Si è accesa una piccola speranza per Nessy Guerra, la ragazza italiana bloccata in Egitto, perseguitata dall’ex marito e condannata in primo grado a 6 mesi di carcere per adulterio. Il testimone ‘chiave’ ha ritrattato le accuse, la sentenza è attesa per il 28 aprile. “Tamer deve essere fermato”, ha detto a Fanpage.it.

Nessy Guerra, 25 anni.

Arriverà il 28 aprile la sentenza d'appello contro la condanna a 6 mesi di carcere per adulterio di Nessy Guerra, la ragazza italiana bloccata in Egitto con la figlia. Ma durante l'udienza di martedì 31 marzo si è accesa una piccola speranza.
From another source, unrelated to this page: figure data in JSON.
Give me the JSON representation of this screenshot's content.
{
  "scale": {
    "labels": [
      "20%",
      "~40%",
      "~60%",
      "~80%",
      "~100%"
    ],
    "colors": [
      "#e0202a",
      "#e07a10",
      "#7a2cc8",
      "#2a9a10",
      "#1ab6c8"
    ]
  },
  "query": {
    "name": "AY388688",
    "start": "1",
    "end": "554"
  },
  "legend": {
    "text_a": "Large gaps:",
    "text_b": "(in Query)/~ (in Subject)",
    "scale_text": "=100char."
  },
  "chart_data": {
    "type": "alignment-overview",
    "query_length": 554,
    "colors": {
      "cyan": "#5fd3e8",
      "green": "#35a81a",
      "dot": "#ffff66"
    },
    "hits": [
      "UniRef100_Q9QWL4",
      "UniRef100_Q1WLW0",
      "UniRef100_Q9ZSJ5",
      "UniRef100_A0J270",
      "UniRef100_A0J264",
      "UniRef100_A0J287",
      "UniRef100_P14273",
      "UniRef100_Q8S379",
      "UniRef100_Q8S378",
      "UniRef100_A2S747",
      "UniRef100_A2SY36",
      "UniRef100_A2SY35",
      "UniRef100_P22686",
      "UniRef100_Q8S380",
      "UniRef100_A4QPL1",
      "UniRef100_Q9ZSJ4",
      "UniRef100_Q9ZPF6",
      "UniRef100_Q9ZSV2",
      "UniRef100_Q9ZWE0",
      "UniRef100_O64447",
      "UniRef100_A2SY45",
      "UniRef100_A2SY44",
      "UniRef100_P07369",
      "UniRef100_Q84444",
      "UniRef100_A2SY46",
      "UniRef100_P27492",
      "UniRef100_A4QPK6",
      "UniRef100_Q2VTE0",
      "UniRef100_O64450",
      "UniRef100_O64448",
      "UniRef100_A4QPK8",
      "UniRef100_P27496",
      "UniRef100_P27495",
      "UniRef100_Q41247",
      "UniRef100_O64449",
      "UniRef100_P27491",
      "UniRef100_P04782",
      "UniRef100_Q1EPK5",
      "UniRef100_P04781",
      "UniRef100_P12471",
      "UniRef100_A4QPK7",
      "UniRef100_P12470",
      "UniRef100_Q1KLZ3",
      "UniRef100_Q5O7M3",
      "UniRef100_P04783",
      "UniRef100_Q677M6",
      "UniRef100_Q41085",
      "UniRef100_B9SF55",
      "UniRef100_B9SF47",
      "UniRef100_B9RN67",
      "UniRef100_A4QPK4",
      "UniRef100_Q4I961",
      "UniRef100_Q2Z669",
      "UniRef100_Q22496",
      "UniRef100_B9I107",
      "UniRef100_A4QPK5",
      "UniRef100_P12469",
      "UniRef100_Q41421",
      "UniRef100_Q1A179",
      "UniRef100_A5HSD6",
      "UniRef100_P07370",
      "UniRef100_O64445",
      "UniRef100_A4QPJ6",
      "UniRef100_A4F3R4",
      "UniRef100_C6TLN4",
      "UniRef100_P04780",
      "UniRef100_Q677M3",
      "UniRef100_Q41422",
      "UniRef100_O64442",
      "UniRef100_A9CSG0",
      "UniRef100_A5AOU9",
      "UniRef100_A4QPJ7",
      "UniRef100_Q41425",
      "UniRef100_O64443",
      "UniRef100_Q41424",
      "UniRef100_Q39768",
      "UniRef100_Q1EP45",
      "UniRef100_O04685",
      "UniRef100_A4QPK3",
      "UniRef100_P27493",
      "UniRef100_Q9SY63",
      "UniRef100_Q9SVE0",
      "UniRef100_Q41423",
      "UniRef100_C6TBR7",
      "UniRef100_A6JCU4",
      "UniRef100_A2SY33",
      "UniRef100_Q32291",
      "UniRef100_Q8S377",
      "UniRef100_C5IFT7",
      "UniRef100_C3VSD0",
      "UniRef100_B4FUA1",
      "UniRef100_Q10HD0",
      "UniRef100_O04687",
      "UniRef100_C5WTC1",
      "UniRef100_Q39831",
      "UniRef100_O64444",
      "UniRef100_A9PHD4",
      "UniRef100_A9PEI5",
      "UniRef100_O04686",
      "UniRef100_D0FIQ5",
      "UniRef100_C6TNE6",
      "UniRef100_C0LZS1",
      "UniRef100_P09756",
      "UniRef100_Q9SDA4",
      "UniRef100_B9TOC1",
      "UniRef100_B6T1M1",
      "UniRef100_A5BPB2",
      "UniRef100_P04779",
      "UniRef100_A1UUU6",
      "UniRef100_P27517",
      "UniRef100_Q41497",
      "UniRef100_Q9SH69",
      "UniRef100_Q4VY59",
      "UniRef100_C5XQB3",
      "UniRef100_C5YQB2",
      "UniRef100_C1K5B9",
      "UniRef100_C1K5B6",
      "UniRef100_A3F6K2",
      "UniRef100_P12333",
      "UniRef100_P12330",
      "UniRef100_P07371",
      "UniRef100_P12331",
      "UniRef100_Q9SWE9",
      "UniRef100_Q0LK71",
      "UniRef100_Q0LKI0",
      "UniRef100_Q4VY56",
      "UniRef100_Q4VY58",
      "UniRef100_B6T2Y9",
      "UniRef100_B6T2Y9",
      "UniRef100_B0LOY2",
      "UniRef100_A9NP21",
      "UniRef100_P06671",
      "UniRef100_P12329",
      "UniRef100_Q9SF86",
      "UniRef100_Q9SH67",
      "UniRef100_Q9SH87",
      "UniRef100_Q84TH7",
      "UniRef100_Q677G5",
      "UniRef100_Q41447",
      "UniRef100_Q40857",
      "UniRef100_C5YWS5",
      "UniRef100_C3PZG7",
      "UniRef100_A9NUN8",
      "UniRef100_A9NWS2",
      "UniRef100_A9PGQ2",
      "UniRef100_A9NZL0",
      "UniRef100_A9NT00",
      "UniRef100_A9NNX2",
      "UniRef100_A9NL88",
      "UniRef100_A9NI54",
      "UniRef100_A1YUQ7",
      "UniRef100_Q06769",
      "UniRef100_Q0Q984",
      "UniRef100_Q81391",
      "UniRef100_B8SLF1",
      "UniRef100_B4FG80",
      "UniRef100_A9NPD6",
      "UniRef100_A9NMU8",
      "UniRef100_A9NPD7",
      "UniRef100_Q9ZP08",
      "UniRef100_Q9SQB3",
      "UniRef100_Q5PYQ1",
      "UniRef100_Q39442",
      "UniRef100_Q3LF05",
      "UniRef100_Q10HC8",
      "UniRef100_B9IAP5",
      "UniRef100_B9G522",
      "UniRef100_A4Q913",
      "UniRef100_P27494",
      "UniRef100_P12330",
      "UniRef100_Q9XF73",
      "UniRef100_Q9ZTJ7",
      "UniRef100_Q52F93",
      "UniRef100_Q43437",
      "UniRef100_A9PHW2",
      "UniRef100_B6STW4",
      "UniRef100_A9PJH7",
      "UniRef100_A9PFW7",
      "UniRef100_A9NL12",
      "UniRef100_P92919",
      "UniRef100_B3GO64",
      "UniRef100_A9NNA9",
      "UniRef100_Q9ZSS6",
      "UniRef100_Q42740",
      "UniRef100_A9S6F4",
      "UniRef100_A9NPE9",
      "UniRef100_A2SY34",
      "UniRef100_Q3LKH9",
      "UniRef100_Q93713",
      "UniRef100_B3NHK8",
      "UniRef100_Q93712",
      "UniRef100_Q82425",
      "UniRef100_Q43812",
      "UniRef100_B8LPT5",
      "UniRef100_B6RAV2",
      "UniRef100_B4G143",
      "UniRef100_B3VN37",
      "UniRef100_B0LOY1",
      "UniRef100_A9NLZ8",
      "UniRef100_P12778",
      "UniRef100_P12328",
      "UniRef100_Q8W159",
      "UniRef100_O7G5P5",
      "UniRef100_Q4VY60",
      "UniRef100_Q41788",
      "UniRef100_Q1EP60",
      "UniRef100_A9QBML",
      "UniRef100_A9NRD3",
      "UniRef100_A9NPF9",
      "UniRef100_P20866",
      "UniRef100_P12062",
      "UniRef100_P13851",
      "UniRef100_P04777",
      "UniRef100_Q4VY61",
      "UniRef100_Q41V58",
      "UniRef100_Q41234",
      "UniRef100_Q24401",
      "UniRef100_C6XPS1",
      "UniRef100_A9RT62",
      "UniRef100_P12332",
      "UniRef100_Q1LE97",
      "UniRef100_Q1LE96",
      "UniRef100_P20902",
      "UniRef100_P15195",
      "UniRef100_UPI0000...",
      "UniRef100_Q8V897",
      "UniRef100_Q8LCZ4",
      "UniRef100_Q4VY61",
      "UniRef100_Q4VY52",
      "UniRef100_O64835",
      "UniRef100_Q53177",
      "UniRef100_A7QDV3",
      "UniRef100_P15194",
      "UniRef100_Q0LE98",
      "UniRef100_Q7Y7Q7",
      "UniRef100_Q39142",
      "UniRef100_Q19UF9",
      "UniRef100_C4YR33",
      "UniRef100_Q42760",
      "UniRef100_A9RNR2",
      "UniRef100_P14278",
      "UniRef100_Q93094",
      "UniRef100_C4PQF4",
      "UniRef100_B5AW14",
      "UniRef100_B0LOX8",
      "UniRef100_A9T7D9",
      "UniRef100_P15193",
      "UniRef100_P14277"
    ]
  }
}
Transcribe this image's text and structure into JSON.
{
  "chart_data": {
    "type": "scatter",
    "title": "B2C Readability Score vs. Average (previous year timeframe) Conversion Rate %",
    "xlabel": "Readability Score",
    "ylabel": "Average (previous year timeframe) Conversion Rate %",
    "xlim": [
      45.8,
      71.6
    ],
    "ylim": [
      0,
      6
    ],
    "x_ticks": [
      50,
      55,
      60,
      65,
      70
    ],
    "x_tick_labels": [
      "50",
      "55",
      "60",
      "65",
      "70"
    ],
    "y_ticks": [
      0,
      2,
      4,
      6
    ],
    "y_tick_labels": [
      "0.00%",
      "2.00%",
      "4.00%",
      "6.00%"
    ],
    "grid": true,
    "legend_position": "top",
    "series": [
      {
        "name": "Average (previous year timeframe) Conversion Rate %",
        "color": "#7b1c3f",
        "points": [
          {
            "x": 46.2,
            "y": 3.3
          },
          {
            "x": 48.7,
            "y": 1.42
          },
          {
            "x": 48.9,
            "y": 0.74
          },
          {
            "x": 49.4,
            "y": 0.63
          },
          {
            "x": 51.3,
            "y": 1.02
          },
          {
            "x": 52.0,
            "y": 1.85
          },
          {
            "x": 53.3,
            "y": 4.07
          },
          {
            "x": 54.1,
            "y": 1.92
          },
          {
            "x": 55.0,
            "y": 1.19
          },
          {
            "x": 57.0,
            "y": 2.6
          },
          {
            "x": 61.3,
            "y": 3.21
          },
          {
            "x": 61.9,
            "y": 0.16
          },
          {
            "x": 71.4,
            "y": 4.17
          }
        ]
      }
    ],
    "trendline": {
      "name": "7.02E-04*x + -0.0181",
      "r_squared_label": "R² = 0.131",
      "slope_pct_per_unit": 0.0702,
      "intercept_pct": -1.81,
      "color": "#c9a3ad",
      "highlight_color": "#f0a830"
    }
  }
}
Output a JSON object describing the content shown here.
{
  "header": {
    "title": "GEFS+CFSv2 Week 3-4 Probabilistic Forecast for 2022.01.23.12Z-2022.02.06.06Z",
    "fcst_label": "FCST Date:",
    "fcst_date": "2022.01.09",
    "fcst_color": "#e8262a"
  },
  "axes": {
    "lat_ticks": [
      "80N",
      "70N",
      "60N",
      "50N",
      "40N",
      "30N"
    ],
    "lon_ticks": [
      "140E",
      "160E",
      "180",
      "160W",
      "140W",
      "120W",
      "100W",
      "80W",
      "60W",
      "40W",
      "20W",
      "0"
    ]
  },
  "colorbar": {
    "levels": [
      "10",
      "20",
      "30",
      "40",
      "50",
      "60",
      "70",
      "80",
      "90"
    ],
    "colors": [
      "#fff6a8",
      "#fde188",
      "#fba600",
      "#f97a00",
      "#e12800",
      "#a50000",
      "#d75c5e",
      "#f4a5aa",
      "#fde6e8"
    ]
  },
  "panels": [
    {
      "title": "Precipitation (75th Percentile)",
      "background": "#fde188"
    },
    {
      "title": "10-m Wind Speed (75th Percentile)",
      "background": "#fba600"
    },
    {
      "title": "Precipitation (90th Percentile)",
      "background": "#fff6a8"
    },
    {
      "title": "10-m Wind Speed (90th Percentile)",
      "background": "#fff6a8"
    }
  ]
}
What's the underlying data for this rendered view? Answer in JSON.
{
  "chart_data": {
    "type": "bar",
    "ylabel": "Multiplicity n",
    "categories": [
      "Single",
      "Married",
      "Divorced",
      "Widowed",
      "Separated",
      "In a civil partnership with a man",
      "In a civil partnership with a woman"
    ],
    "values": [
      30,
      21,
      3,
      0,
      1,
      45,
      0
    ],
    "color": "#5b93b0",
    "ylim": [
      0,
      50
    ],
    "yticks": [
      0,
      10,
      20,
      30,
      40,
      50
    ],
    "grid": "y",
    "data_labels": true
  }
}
Il testimone ‘chiave', che nei mesi scorsi aveva raccontato di aver commesso adulterio con Nessy, ha ritrattato la sua testimonianza e ha ammesso di essere stato convinto a parlare contro di lei e minacciato dall'ex marito della giovane, Tamer Hamouda, che da anni ormai la sta perseguitando. "Sono state giornate veramente molto impegnative. Da quello che mi hanno detto i miei avvocati, il fatto che mi abbiano restituito il passaporto e non mi abbiano trattenuta è un ottimo segnale. Significa che non hanno sospetti", ha raccontato Nessy a Fanpage.it.

Inoltre, l'ex marito della ragazza si è presentato in aula e fatto affermazioni assurde. "Ha detto di essere Gesù Cristo, inviato da Dio Allah onnipotente con la sua schiera di angeli. Il giudice, che mi è stato descritto come una persona molto religiosa, è rimasto spiazzato e diciamo che anche questo potrebbe essere un elemento a nostro favore", aggiunge la ragazza. Il prossimo 6 aprile invece ci sarà l'udienza del procedimento per l'affido della figlia di Nessy e Tamer, una battaglia legale che va avanti da anni. "Il mio appello, con cui richiedo l'affido, e il ricorso che è stato fatto da Tamer contro mia mamma, che nel dicembre 2024 ha vinto la causa per l'affidamento, sono stati uniti", ci spiega.